Deputy M, Rao C, Worley G, Balinskaite V, Bottle A, Aylin P, Burns E M, Faiz O
Surgical Epidemiology, Trials and Outcome Centre, St Mark's Hospital and Academic Institute, Harrow, UK.
Department of Surgery and Cancer, Imperial College London, London, UK.
Br J Surg. 2021 Jul 23;108(7):754-759. doi: 10.1093/bjs/znab029.
These data show large reductions in both elective and emergency activity that are concerning for unmeasured morbidity and mortality within the community.

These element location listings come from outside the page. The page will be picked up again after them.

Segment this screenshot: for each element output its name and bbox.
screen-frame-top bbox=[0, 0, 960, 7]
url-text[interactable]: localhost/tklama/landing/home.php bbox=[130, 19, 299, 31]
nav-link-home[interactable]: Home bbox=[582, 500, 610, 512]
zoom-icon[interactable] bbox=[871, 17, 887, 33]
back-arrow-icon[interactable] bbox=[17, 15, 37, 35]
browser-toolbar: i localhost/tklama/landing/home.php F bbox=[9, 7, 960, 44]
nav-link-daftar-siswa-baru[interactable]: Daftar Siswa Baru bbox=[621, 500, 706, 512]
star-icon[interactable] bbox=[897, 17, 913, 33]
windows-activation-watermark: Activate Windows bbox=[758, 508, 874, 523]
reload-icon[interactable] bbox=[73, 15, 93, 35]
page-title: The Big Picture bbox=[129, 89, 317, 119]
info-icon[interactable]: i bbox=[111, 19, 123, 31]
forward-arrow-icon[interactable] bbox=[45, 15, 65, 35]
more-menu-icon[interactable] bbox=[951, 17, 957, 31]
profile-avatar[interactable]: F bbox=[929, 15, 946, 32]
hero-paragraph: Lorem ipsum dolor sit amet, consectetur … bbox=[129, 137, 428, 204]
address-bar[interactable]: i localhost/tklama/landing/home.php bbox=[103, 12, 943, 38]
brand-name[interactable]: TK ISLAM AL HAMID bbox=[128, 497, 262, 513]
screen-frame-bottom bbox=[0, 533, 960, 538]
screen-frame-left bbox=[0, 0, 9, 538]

The risk of mortality following high-risk EGS and major elective surgery during the first wave of the pandemic did not differ when compared with date-matched patient cohorts from 2019. The prevalence of concomitant SARS-CoV-2 infection in this surgical population is low.
这些数据显示,择期和急诊手术量均大幅减少,这令人担忧社区内未得到衡量的发病率和死亡率。在疫情第一波期间,高危食管胃十二指肠镜检查(EGS)和大型择期手术后的死亡风险与2019年按日期匹配的患者队列相比并无差异。该手术人群中合并感染严重急性呼吸综合征冠状病毒2(SARS-CoV-2)的比例较低。